You’ve been reading about it, watching it on the news, probably been hearing your peers talk about it: the government shutdown. Here’s why it’s not a factor (if you do business with DLA)
- Prior‐year or multi‐year funding already obligated
If a contract is already awarded and funded (or fully obligated) before the lapse in appropriations, it may continue. For example: “A contractor performing under a contract (or contract option) that was awarded prior to the expiration of appropriations may continue to provide contract services … up to the limit of the funds obligated on the contract prior to the lapse in appropriations.”
This means if DLA or the parent department had appropriated funds prior to the shutdown and placed them on contract, performance and execution may continue even if Congress hasn’t passed the new annual appropriation.
- Essential / excepted activities
Under the Antideficiency Act and related guidance, agencies may continue activities that are expressly authorized by statute, or that are “necessary to the discharge of the President’s constitutional duties,” or involve protecting human life or property.
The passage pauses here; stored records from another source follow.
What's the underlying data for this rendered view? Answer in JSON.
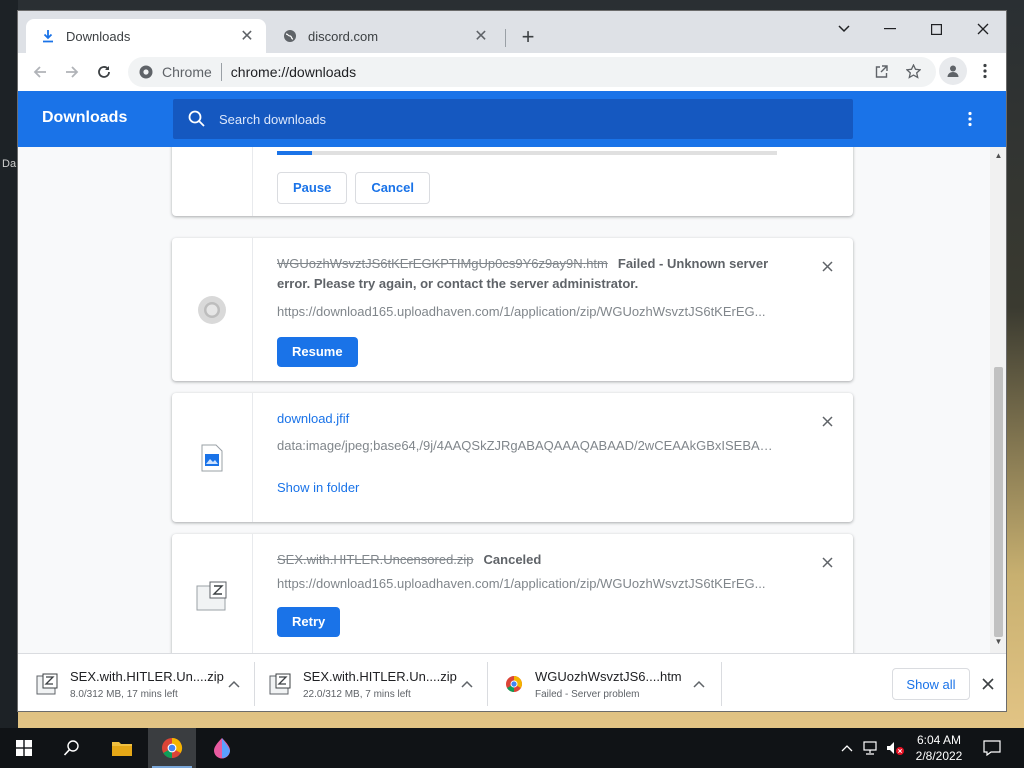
{
  "desktop": {
    "edge_label": "Da"
  },
  "browser": {
    "tabs": [
      {
        "title": "Downloads",
        "icon": "download-icon",
        "active": true
      },
      {
        "title": "discord.com",
        "icon": "globe-icon",
        "active": false
      }
    ],
    "omnibox": {
      "site_label": "Chrome",
      "url": "chrome://downloads"
    }
  },
  "downloads_page": {
    "title": "Downloads",
    "search_placeholder": "Search downloads",
    "progress": 0.07,
    "items": [
      {
        "pause_label": "Pause",
        "cancel_label": "Cancel"
      },
      {
        "filename": "WGUozhWsvztJS6tKErEGKPTIMgUp0cs9Y6z9ay9N.htm",
        "status": "Failed - Unknown server error. Please try again, or contact the server administrator.",
        "url": "https://download165.uploadhaven.com/1/application/zip/WGUozhWsvztJS6tKErEG...",
        "action_label": "Resume"
      },
      {
        "filename": "download.jfif",
        "url": "data:image/jpeg;base64,/9j/4AAQSkZJRgABAQAAAQABAAD/2wCEAAkGBxISEBAQE...",
        "action_label": "Show in folder"
      },
      {
        "filename": "SEX.with.HITLER.Uncensored.zip",
        "status": "Canceled",
        "url": "https://download165.uploadhaven.com/1/application/zip/WGUozhWsvztJS6tKErEG...",
        "action_label": "Retry"
      }
    ]
  },
  "shelf": {
    "items": [
      {
        "name": "SEX.with.HITLER.Un....zip",
        "status": "8.0/312 MB, 17 mins left",
        "icon": "zip-file-icon"
      },
      {
        "name": "SEX.with.HITLER.Un....zip",
        "status": "22.0/312 MB, 7 mins left",
        "icon": "zip-file-icon"
      },
      {
        "name": "WGUozhWsvztJS6....htm",
        "status": "Failed - Server problem",
        "icon": "chrome-icon"
      }
    ],
    "show_all_label": "Show all"
  },
  "taskbar": {
    "time": "6:04 AM",
    "date": "2/8/2022"
  },
  "colors": {
    "accent": "#1a73e8",
    "header_search": "#1558c0"
  }
}
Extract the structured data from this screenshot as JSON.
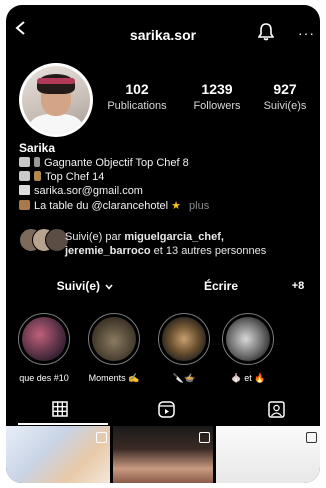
{
  "header": {
    "username": "sarika.sor"
  },
  "stats": [
    {
      "value": "102",
      "label": "Publications"
    },
    {
      "value": "1239",
      "label": "Followers"
    },
    {
      "value": "927",
      "label": "Suivi(e)s"
    }
  ],
  "bio": {
    "name": "Sarika",
    "lines": [
      "Gagnante Objectif Top Chef 8",
      "Top Chef 14",
      "sarika.sor@gmail.com",
      "La table du @clarancehotel"
    ],
    "more_label": "plus"
  },
  "followed_by": {
    "prefix": "Suivi(e) par",
    "user1": "miguelgarcia_chef,",
    "user2": "jeremie_barroco",
    "suffix": "et 13 autres personnes"
  },
  "actions": {
    "follow_label": "Suivi(e)",
    "write_label": "Écrire",
    "add_label": "+8"
  },
  "highlights": [
    {
      "label": "que des #10"
    },
    {
      "label": "Moments"
    },
    {
      "label": ""
    },
    {
      "label": "et"
    }
  ],
  "colors": {
    "background": "#000000",
    "text": "#ffffff",
    "muted": "#8a8a8a"
  },
  "icons": {
    "back": "chevron-left-icon",
    "bell": "bell-icon",
    "more": "more-icon",
    "grid": "grid-icon",
    "reels": "reels-icon",
    "tagged": "tagged-icon"
  }
}
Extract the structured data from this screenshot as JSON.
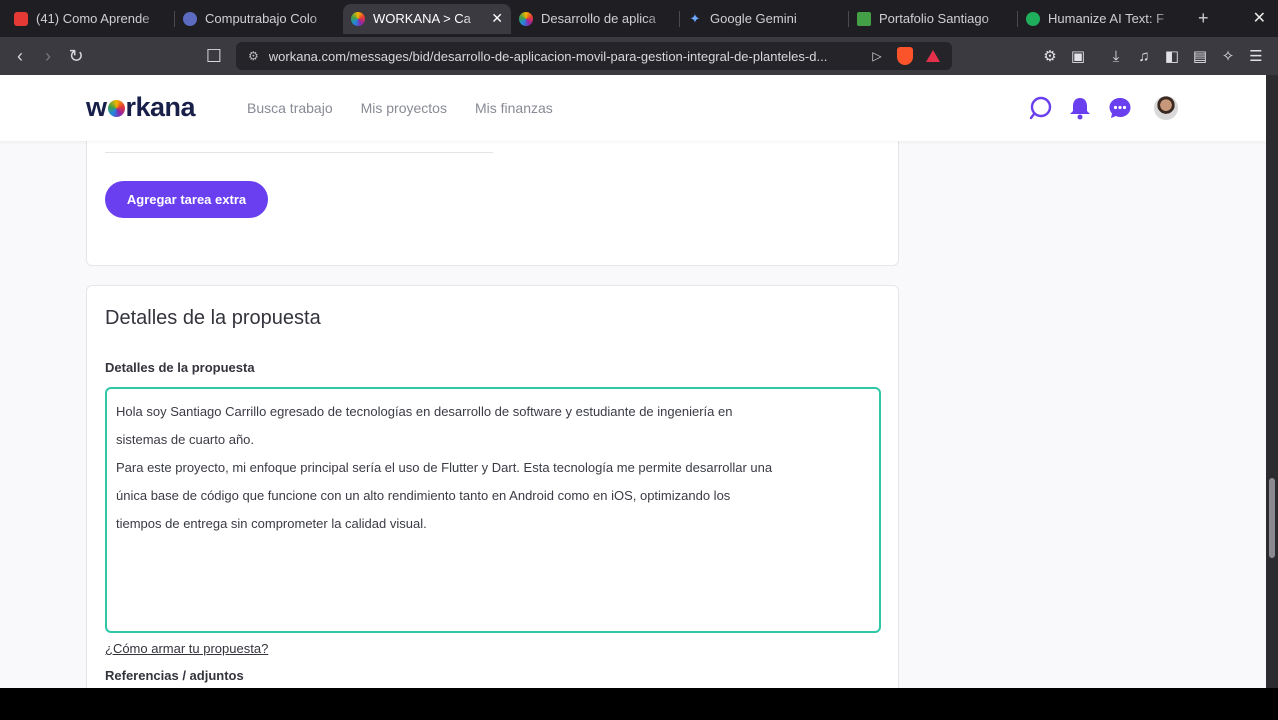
{
  "browser": {
    "tabs": [
      {
        "title": "(41) Como Aprende",
        "color": "#e53935",
        "icon": "youtube-icon"
      },
      {
        "title": "Computrabajo Colo",
        "color": "#5c6bc0",
        "icon": "computrabajo-icon"
      },
      {
        "title": "WORKANA > Ca",
        "color": "#ab47bc",
        "icon": "workana-icon",
        "active": true
      },
      {
        "title": "Desarrollo de aplica",
        "color": "#ab47bc",
        "icon": "workana-icon"
      },
      {
        "title": "Google Gemini",
        "color": "#4285f4",
        "icon": "gemini-icon"
      },
      {
        "title": "Portafolio Santiago",
        "color": "#43a047",
        "icon": "portfolio-icon"
      },
      {
        "title": "Humanize AI Text: F",
        "color": "#1fae5b",
        "icon": "grammarly-icon"
      }
    ],
    "url": "workana.com/messages/bid/desarrollo-de-aplicacion-movil-para-gestion-integral-de-planteles-d..."
  },
  "header": {
    "logo": "workana",
    "nav": [
      "Busca trabajo",
      "Mis proyectos",
      "Mis finanzas"
    ],
    "accent": "#6a3ff0"
  },
  "card1": {
    "button": "Agregar tarea extra"
  },
  "proposal": {
    "title": "Detalles de la propuesta",
    "field_label": "Detalles de la propuesta",
    "text_lines": [
      "Hola soy Santiago Carrillo egresado de tecnologías en desarrollo de software y estudiante de ingeniería en",
      "sistemas de cuarto año.",
      "Para este proyecto, mi enfoque principal sería el uso de Flutter y Dart. Esta tecnología me permite desarrollar una",
      "única base de código que funcione con un alto rendimiento tanto en Android como en iOS, optimizando los",
      "tiempos de entrega sin comprometer la calidad visual."
    ],
    "help_link": "¿Cómo armar tu propuesta?",
    "references_label": "Referencias / adjuntos",
    "border_color": "#2fc7a6"
  }
}
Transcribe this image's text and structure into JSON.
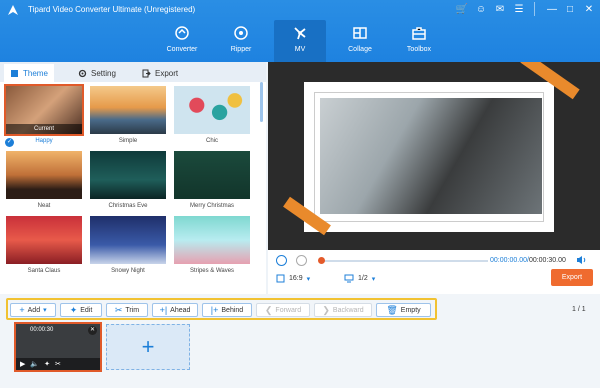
{
  "app": {
    "title": "Tipard Video Converter Ultimate (Unregistered)",
    "accent": "#1e82e0",
    "export_color": "#ef6b2f"
  },
  "nav": [
    {
      "label": "Converter",
      "icon": "converter-icon"
    },
    {
      "label": "Ripper",
      "icon": "ripper-icon"
    },
    {
      "label": "MV",
      "icon": "mv-icon",
      "active": true
    },
    {
      "label": "Collage",
      "icon": "collage-icon"
    },
    {
      "label": "Toolbox",
      "icon": "toolbox-icon"
    }
  ],
  "tabs": {
    "theme": "Theme",
    "setting": "Setting",
    "export": "Export"
  },
  "themes": [
    {
      "name": "Happy",
      "badge": "Current",
      "selected": true
    },
    {
      "name": "Simple"
    },
    {
      "name": "Chic"
    },
    {
      "name": "Neat"
    },
    {
      "name": "Christmas Eve"
    },
    {
      "name": "Merry Christmas"
    },
    {
      "name": "Santa Claus"
    },
    {
      "name": "Snowy Night"
    },
    {
      "name": "Stripes & Waves"
    }
  ],
  "player": {
    "time_current": "00:00:00.00",
    "time_total": "00:00:30.00",
    "aspect_ratio": "16:9",
    "page": "1/2",
    "export_label": "Export"
  },
  "toolbar": {
    "add": "Add",
    "edit": "Edit",
    "trim": "Trim",
    "ahead": "Ahead",
    "behind": "Behind",
    "forward": "Forward",
    "backward": "Backward",
    "empty": "Empty",
    "page_count": "1 / 1"
  },
  "clip": {
    "duration": "00:00:30"
  }
}
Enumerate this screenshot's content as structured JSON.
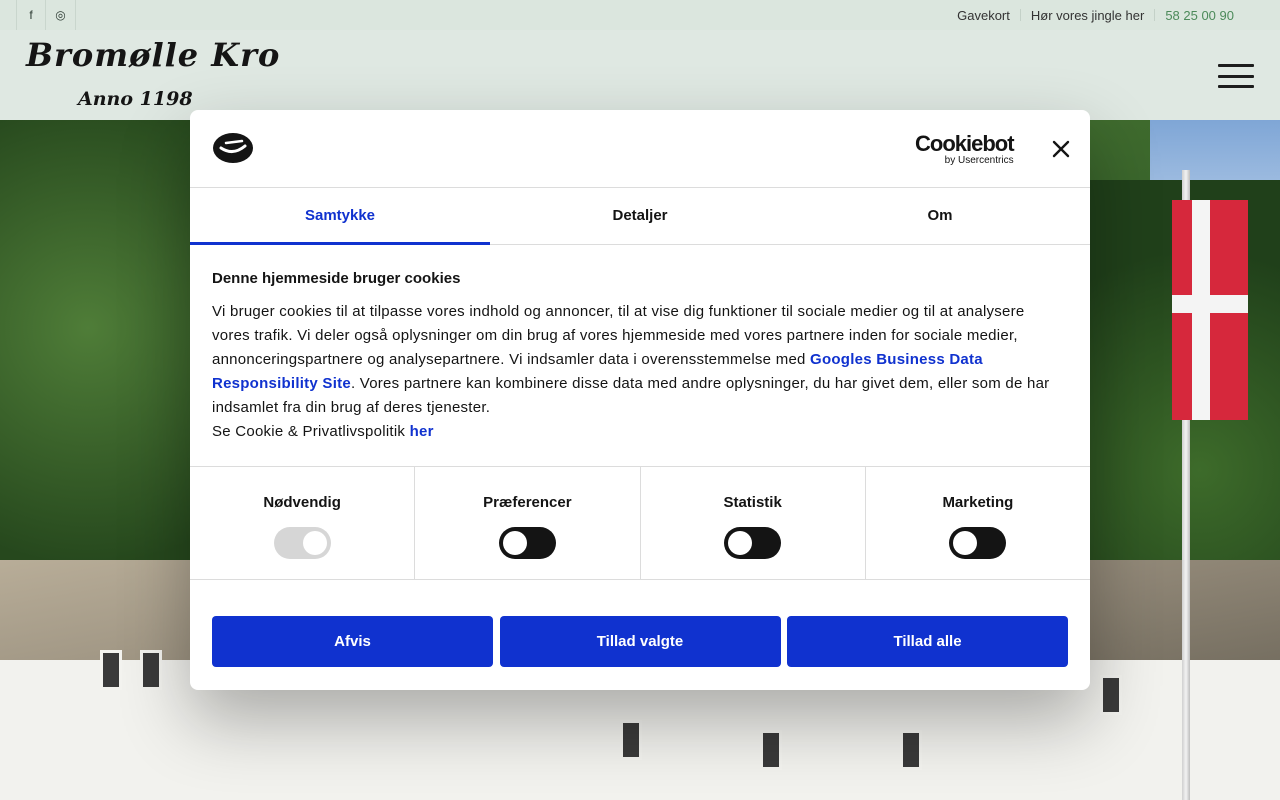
{
  "topbar": {
    "social": [
      {
        "icon": "facebook-icon",
        "glyph": "f"
      },
      {
        "icon": "instagram-icon",
        "glyph": "◎"
      }
    ],
    "links": [
      "Gavekort",
      "Hør vores jingle her"
    ],
    "phone": "58 25 00 90"
  },
  "header": {
    "logo_title": "Bromølle Kro",
    "logo_sub": "Anno 1198"
  },
  "dialog": {
    "brand_name": "Cookiebot",
    "brand_sub": "by Usercentrics",
    "tabs": [
      "Samtykke",
      "Detaljer",
      "Om"
    ],
    "active_tab": "Samtykke",
    "heading": "Denne hjemmeside bruger cookies",
    "body_part1": "Vi bruger cookies til at tilpasse vores indhold og annoncer, til at vise dig funktioner til sociale medier og til at analysere vores trafik. Vi deler også oplysninger om din brug af vores hjemmeside med vores partnere inden for sociale medier, annonceringspartnere og analysepartnere. Vi indsamler data i overensstemmelse med ",
    "body_link": "Googles Business Data Responsibility Site",
    "body_part2": ". Vores partnere kan kombinere disse data med andre oplysninger, du har givet dem, eller som de har indsamlet fra din brug af deres tjenester.",
    "policy_text": "Se Cookie & Privatlivspolitik ",
    "policy_link": "her",
    "toggles": [
      {
        "label": "Nødvendig",
        "on": true,
        "disabled": true
      },
      {
        "label": "Præferencer",
        "on": false
      },
      {
        "label": "Statistik",
        "on": false
      },
      {
        "label": "Marketing",
        "on": false
      }
    ],
    "buttons": {
      "deny": "Afvis",
      "allow_selected": "Tillad valgte",
      "allow_all": "Tillad alle"
    }
  },
  "colors": {
    "accent": "#1032cf",
    "phone": "#4c8a5a"
  }
}
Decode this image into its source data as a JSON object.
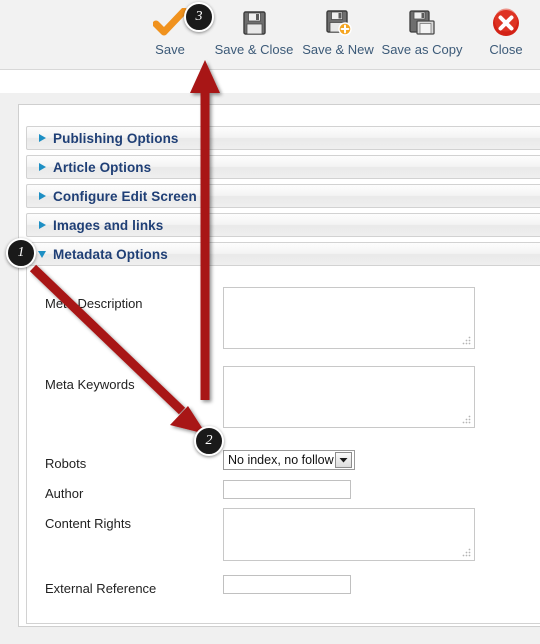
{
  "toolbar": {
    "buttons": [
      {
        "label": "Save",
        "icon": "checkmark-icon"
      },
      {
        "label": "Save & Close",
        "icon": "floppy-disk-icon"
      },
      {
        "label": "Save & New",
        "icon": "floppy-disk-plus-icon"
      },
      {
        "label": "Save as Copy",
        "icon": "floppy-disk-copy-icon"
      },
      {
        "label": "Close",
        "icon": "red-x-circle-icon"
      }
    ]
  },
  "accordion": {
    "panels": [
      {
        "label": "Publishing Options",
        "state": "collapsed"
      },
      {
        "label": "Article Options",
        "state": "collapsed"
      },
      {
        "label": "Configure Edit Screen",
        "state": "collapsed"
      },
      {
        "label": "Images and links",
        "state": "collapsed"
      },
      {
        "label": "Metadata Options",
        "state": "expanded"
      }
    ]
  },
  "metadata_form": {
    "fields": {
      "meta_description": {
        "label": "Meta Description",
        "value": "",
        "type": "textarea"
      },
      "meta_keywords": {
        "label": "Meta Keywords",
        "value": "",
        "type": "textarea"
      },
      "robots": {
        "label": "Robots",
        "value": "No index, no follow",
        "type": "select"
      },
      "author": {
        "label": "Author",
        "value": "",
        "type": "text"
      },
      "content_rights": {
        "label": "Content Rights",
        "value": "",
        "type": "textarea"
      },
      "external_reference": {
        "label": "External Reference",
        "value": "",
        "type": "text"
      }
    }
  },
  "annotations": {
    "callouts": [
      {
        "number": "1",
        "target": "metadata-options-panel"
      },
      {
        "number": "2",
        "target": "robots-select"
      },
      {
        "number": "3",
        "target": "save-and-close-button"
      }
    ],
    "arrow_color": "#a81414"
  }
}
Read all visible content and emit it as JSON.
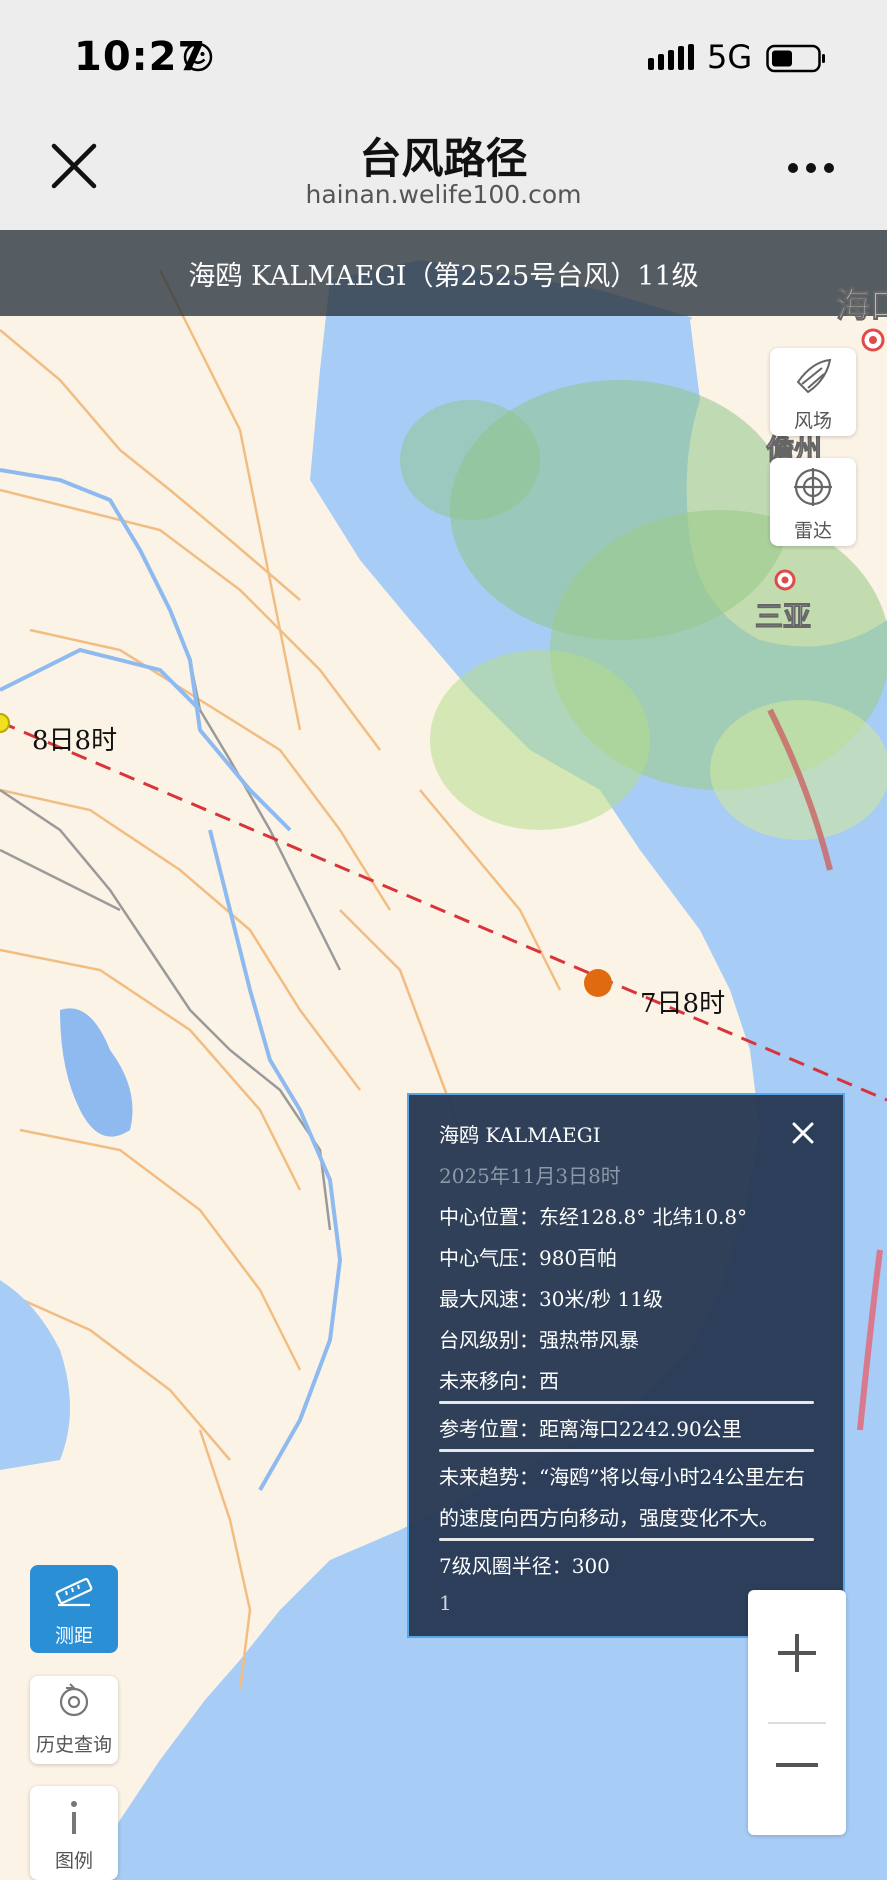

In the defense/logistics context, this can include critical supply chains, readiness, logistics for military operations, etc. The DOD guidance lists contracting, contract administration, logistics operations in support of excepted activities as potentially continuing.
- Contract awards made just before or during lapse under particular authorities
Some contract activity may be allowed if funded from prior year or “no-year” funds, or under statutory exceptions (for example, the Feed and Forage Act).
If you examine solicitations / contracts you can see the funding year in the middle of the number for instance SPE4A6-25-T-Q086.
Why You Might Still Win Today
Even during a shutdown, DLA may still issue or complete certain awards because:
Funds from prior appropriations are available (multi-year or “no-year” funds);
The program is an “excepted activity” (e.g., national defense logistics);
Or obligation authority for that specific account or line item already exists (for example, Working Capital Fund dollars, which DLA uses heavily and are revolving funds, not dependent on annual appropriations).
DLA’s Working Capital Fund (DWCF) allows it to continue procurement operations—including contract awards—since those funds are reimbursable and not directly tied to annual appropriations.